C’era un tempo in cui si discuteva di calcio. Di moduli, di schemi, di fuorigioco. Oggi, attorno alla nazionale tedesca, si discute di tutto tranne che di calcio. Identità, immigrazione, diritti civili, religione, integrazione, multiculturalismo: la Mannschaft è diventata uno specchio deformante delle ossessioni dell’Occidente contemporaneo. Ogni torneo internazionale produce una nuova polemica e ogni polemica sembra più importante delle partite.


Nel 2018 furono le fotografie di Mesut Özil e Ilkay Gündogan con Recep Tayyip Erdoğan. Nel 2022 fu la protesta contro le restrizioni ai diritti LGBT in Qatar, con i giocatori che si coprirono la bocca nella foto ufficiale. In entrambi i casi, la nazionale finì per essere giudicata più per i suoi messaggi che per il suo gioco. E in entrambi i casi uscì dal Mondiale al primo turno.


Ora, agli inizi del Mondiale 2026, la controversia ha assunto una forma nuova e per certi versi più sorprendente. Non riguarda un presidente autoritario né una battaglia culturale importata dai campus americani. Riguarda un giovane attaccante che, dopo aver segnato, si inginocchia e dedica il gol a Gesù Cristo.


Felix Nmecha, padre nigeriano e madre tedesca, Bibbia spesso in mano e fede esibita senza complessi, ha scoperto involontariamente una delle grandi contraddizioni della nostra epoca. Per anni una parte della destra europea ha guardato con sospetto alle trasformazioni etniche e culturali delle nazionali occidentali, considerate il simbolo di un’identità nazionale in dissoluzione. Ora, però, proprio un calciatore figlio dell’immigrazione viene celebrato come difensore delle radici cristiane dell’Europa.


Dall’altra parte, molti ambienti progressisti che hanno applaudito ogni gesto politico compiuto dagli atleti in nome dell’inclusione e dei diritti mostrano improvvisamente meno entusiasmo quando il messaggio riguarda la religione. Il calciatore impegnato andava bene, il calciatore credente un po’ meno.


È il paradosso dei nostri tempi. La destra che teme l’ingresso della religione negli spogliatoi dimentica rapidamente le proprie preoccupazioni quando quella religione è il cristianesimo. La sinistra che chiede agli sportivi di prendere posizione su tutto preferirebbe che restassero in silenzio quando la posizione non coincide con la propria sensibilità culturale. Nmecha non è il problema. Semmai è il test di coerenza che entrambe le parti stanno fallendo.
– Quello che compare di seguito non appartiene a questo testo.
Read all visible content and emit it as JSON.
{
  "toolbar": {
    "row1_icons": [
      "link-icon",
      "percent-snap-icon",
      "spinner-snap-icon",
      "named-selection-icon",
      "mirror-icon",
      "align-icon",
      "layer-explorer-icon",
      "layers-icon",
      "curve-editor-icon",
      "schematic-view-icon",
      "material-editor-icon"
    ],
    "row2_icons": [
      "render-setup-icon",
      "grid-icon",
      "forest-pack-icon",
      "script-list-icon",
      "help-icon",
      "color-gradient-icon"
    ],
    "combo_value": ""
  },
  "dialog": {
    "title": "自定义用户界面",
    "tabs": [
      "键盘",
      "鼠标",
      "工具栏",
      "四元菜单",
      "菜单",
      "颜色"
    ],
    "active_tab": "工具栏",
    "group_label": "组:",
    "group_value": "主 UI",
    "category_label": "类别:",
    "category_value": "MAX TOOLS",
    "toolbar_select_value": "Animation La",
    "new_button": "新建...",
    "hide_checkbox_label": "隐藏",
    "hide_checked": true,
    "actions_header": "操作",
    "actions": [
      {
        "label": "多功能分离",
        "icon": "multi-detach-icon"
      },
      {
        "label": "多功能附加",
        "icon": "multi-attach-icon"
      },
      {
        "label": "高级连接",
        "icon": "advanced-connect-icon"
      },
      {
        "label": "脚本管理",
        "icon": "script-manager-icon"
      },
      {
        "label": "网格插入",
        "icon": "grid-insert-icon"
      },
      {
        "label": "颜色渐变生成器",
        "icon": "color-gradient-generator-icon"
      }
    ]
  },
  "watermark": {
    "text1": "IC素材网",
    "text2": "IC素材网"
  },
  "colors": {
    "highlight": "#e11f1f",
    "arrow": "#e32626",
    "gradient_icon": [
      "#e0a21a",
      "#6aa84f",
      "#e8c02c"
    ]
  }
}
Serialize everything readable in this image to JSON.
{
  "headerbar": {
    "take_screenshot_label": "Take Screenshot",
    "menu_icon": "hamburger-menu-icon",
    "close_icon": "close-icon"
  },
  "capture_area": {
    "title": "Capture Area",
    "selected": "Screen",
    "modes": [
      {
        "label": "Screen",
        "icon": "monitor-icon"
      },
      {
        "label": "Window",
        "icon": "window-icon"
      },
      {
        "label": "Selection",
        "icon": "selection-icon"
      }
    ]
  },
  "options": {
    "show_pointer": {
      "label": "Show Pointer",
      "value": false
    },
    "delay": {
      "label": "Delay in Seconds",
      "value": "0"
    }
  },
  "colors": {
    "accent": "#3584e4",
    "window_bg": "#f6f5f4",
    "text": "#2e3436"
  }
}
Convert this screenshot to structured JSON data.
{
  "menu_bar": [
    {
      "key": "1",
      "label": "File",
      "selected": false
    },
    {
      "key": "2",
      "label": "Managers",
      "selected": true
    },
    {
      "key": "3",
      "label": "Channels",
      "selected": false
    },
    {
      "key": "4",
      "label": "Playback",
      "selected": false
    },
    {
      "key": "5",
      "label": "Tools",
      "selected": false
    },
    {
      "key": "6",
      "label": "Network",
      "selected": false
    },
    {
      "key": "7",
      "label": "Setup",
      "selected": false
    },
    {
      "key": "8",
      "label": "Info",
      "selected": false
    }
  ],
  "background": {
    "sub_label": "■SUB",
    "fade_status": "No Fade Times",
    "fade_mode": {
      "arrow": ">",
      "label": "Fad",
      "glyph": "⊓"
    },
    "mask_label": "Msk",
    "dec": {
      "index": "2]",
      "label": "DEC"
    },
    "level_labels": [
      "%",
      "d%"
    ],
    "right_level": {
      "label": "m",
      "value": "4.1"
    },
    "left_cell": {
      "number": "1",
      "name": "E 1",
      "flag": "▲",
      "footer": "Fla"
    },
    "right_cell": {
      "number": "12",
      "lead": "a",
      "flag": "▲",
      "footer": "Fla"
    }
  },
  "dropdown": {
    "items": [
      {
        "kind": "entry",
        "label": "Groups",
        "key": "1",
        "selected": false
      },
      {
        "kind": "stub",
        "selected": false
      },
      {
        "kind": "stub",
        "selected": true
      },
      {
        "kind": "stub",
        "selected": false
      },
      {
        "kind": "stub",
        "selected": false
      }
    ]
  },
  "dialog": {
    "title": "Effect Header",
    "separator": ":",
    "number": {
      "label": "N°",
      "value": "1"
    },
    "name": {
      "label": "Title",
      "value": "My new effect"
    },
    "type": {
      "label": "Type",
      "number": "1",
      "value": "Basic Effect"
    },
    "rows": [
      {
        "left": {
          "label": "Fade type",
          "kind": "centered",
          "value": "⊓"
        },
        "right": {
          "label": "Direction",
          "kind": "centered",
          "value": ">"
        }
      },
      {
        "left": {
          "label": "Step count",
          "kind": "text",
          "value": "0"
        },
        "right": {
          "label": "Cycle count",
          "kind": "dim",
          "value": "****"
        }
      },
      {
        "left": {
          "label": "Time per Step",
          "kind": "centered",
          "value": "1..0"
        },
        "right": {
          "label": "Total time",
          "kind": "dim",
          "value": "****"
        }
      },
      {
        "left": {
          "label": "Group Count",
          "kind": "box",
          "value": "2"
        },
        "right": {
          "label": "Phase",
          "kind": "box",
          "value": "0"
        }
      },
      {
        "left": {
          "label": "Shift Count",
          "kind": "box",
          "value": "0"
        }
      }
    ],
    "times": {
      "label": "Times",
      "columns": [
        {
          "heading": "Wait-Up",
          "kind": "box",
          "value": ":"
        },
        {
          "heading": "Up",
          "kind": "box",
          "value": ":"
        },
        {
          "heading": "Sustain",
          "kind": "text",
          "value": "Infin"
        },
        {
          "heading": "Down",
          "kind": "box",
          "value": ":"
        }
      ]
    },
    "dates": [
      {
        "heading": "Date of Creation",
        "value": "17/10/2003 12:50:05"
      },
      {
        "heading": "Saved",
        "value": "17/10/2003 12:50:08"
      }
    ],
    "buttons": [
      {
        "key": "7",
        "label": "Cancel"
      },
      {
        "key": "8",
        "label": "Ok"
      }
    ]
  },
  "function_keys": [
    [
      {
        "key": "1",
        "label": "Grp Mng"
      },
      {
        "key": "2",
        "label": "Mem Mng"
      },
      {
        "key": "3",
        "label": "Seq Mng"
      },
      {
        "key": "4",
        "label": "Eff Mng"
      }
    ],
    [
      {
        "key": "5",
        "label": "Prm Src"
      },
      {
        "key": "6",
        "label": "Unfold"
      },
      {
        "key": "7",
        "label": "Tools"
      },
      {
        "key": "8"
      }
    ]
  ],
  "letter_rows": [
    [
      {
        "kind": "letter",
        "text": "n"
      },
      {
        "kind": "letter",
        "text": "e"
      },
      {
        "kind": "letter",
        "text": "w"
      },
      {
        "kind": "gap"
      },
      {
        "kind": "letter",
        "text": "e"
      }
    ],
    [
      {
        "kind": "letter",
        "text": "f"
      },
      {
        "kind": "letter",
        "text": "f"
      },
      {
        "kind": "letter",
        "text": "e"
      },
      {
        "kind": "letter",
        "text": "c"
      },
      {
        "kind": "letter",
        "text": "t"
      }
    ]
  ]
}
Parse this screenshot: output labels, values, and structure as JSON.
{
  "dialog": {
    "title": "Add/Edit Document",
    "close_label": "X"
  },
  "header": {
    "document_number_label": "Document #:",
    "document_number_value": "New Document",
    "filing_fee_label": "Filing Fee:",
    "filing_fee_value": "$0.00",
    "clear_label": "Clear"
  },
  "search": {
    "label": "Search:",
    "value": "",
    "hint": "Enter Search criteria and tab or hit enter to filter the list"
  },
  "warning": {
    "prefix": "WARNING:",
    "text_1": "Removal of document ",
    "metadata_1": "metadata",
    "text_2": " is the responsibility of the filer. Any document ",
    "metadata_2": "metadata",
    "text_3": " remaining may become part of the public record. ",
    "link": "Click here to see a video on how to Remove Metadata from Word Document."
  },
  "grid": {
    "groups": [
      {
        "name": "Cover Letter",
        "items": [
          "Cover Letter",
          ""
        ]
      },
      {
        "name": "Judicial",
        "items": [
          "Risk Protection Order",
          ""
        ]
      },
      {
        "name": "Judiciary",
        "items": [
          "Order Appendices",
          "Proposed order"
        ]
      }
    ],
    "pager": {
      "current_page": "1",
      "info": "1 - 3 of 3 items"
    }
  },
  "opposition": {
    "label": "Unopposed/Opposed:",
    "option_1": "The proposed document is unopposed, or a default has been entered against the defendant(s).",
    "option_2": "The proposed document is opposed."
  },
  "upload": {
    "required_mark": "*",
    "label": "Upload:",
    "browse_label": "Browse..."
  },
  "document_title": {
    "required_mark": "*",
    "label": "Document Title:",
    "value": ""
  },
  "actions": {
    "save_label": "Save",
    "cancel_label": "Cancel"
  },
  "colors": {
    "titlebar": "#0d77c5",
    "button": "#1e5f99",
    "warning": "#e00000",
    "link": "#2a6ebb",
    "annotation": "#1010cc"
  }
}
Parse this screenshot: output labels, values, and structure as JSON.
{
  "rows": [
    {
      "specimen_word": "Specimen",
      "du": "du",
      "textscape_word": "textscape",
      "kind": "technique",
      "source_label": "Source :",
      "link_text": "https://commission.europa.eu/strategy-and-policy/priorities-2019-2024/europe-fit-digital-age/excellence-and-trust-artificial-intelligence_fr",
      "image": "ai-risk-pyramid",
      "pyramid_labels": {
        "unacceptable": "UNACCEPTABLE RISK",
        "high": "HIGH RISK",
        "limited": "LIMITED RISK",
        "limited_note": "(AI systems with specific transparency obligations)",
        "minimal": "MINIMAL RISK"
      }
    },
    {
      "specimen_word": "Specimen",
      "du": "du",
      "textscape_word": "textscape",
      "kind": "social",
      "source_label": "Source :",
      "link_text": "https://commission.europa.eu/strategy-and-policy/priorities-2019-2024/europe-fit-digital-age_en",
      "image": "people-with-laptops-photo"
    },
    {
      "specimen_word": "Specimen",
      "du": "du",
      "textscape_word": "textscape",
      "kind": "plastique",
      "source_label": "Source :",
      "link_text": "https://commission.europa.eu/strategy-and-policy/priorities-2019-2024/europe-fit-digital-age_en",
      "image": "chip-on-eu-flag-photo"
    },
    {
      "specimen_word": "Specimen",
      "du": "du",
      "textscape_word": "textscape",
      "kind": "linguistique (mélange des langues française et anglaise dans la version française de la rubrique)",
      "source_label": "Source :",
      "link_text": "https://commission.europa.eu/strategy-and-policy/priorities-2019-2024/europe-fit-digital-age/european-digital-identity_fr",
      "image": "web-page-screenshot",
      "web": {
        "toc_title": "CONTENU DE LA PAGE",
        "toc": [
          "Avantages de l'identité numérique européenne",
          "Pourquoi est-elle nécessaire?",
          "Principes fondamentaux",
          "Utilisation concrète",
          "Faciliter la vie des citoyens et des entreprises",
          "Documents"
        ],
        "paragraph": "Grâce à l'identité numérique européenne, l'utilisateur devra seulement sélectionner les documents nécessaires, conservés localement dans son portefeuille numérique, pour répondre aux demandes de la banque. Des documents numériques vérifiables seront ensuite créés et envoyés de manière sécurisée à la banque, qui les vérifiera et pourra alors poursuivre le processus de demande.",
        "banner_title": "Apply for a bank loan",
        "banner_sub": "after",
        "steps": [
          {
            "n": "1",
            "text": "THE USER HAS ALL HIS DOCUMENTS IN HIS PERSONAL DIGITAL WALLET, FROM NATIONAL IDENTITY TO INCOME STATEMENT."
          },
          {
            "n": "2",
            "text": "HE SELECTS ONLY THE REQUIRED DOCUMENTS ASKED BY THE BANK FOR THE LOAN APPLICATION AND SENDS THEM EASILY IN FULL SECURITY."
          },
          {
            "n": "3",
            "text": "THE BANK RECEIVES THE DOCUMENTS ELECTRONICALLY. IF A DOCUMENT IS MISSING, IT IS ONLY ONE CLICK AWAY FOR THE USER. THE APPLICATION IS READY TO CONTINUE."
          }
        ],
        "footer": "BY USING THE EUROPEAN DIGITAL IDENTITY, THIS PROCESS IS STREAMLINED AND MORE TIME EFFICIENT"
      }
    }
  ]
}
In fondo, il caso racconta qualcosa di più profondo della semplice vicenda di un’esultanza. La Germania contemporanea è un Paese molto diverso da quello di trent’anni fa, la sua nazionale ancora di più. I figli dell’immigrazione non portano necessariamente con sé un’identità progressista, cosmopolita e secolarizzata. Possono essere conservatori, religiosi, patriottici. Possono complicare gli schemi mentali tanto della destra quanto della sinistra.


È questa la vera sorpresa che emerge dal dibattito. Per anni il multiculturalismo è stato raccontato come una marcia inevitabile verso una società sempre più uniforme nei valori liberal e sempre più distante dalle appartenenze tradizionali. Ma la realtà è meno ordinata. Il pluralismo non si misura soltanto nei cognomi o nel colore della pelle, ma anche nelle idee, nelle fedi e nei sistemi di valori che attraversano una società.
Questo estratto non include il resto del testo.